The fabrication of single-walled carbon nanotube field-effect transistors (CNTFETs) has been the subject of extensive research, but challenges remain. The yield of well performing devices is often low because currently there is no effective way to separate metallic carbon nanotubes, which shunt FET characteristics, from semiconducting tubes, which are the active elements of the device.
To solve this problem, researchers at Alabama A&M University and the Center for Functional Nanomaterials at Brookhaven National Laboratory have replaced metal electrodes for semiconducting ones in CNTFETs. The reason for this substitution resides in the current-blocking action produced by the back-to-back metal–semiconductor junctions formed at the interfaces between semiconducting electrodes and metallic nanotubes. This current-blocking action electrically isolates metallic nanotubes and as a result improves the performance of the device.
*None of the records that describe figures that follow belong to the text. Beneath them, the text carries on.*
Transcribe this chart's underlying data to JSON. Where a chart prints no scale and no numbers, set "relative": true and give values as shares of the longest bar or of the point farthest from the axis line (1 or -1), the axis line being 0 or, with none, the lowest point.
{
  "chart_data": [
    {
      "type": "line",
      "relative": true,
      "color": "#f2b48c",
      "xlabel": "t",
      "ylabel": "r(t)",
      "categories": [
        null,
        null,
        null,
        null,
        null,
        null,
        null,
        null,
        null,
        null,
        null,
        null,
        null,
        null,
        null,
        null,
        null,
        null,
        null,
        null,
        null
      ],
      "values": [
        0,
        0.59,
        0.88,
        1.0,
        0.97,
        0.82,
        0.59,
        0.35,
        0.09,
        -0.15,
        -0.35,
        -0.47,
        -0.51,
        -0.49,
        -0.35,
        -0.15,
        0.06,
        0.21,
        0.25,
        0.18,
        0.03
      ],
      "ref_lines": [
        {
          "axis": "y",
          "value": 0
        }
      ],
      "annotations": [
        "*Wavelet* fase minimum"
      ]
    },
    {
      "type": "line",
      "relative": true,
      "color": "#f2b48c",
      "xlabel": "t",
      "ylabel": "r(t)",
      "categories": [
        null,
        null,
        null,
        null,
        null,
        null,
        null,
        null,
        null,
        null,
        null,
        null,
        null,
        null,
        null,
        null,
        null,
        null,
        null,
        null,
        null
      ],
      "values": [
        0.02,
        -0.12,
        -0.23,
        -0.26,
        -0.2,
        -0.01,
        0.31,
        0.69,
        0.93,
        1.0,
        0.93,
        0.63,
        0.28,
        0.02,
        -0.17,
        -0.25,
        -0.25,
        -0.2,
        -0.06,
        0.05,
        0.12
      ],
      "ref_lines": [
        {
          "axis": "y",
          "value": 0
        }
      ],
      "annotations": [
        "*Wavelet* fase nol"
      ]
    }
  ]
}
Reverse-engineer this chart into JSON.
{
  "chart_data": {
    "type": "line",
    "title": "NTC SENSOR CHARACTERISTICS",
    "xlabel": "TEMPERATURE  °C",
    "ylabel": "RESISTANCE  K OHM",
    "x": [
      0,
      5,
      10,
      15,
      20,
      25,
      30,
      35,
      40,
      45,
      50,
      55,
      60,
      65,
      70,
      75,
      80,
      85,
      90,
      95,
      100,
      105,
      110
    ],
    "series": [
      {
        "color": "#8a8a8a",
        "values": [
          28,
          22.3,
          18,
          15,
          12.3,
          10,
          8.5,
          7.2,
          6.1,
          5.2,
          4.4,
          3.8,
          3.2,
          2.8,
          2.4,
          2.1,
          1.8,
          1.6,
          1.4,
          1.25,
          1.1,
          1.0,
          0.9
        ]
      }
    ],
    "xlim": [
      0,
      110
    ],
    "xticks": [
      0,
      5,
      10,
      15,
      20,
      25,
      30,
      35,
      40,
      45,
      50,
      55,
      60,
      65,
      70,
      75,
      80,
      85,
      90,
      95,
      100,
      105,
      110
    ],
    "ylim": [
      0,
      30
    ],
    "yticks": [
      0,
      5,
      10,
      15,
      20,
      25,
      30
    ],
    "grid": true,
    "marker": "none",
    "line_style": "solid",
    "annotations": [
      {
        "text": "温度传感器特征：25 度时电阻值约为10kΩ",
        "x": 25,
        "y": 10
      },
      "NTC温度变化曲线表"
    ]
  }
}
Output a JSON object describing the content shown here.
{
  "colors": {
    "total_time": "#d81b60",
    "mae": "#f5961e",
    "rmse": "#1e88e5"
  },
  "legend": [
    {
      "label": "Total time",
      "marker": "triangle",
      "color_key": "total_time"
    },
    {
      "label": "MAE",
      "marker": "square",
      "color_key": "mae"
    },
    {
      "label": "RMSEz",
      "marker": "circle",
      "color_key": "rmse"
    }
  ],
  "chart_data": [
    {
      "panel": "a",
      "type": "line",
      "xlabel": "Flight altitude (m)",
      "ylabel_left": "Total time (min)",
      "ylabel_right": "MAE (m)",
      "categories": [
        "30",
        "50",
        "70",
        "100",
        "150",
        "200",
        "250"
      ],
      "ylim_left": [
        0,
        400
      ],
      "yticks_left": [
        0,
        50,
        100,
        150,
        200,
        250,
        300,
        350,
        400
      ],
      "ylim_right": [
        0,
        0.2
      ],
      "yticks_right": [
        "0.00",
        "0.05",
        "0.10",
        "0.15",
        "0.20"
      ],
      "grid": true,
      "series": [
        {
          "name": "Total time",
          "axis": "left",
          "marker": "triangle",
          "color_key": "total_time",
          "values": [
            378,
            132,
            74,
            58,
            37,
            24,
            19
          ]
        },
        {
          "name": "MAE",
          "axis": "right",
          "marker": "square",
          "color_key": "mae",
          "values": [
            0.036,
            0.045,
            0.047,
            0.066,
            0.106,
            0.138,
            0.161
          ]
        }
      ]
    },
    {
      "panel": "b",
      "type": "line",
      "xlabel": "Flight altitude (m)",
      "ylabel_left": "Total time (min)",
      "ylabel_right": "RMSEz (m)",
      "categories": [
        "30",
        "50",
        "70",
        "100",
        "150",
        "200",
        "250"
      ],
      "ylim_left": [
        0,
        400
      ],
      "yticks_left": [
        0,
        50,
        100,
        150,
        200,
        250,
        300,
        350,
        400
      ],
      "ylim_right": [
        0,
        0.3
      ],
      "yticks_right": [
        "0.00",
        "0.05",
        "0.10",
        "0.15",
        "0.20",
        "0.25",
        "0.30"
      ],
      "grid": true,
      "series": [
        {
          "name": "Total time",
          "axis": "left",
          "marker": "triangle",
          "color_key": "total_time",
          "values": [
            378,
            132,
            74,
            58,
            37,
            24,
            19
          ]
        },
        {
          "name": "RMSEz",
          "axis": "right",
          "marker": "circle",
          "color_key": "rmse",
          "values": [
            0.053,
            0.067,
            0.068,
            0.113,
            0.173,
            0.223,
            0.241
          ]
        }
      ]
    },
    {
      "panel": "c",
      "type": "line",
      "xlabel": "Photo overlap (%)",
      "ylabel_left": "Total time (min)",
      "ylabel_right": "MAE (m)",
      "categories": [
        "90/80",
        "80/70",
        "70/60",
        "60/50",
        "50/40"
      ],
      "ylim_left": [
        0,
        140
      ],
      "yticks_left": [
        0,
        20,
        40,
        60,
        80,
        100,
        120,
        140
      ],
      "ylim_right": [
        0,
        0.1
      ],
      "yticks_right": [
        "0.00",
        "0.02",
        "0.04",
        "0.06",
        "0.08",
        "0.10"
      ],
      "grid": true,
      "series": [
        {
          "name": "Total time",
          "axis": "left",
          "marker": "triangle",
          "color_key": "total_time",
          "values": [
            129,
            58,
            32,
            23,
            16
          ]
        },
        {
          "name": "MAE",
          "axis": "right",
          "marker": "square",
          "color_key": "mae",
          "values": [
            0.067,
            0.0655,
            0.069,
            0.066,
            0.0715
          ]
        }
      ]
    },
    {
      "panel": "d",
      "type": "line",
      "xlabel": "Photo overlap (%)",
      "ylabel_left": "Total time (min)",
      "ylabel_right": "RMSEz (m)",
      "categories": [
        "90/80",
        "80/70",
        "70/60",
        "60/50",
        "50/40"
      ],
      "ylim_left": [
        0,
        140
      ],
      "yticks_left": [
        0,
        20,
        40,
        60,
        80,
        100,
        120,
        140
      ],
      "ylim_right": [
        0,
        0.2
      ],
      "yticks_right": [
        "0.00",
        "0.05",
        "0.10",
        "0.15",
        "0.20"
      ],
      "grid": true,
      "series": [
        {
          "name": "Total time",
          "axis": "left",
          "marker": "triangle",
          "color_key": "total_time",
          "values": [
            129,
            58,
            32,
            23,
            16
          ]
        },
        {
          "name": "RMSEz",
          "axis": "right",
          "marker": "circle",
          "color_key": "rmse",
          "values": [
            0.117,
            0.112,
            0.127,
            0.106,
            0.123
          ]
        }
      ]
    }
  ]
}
The figure above shows a schematic of the CNTFET with semiconducting (Sb2Te3 or Bi2Te2Se) source/drain contacts. IV curves are pMOS-like and have a higher on/off drain-source current ratio at large drain-source voltages and better saturation of drain-source current with increasing drain-source voltage than curves from reference devices fabricated with gold source/drain contacts. The researchers believe that the fabrication processes can be applied to other semiconductor electrode materials and could be employed in future wafer-scale CNTFET-based nanoelectronic circuits.
The researchers presented their work in Nanotechnology.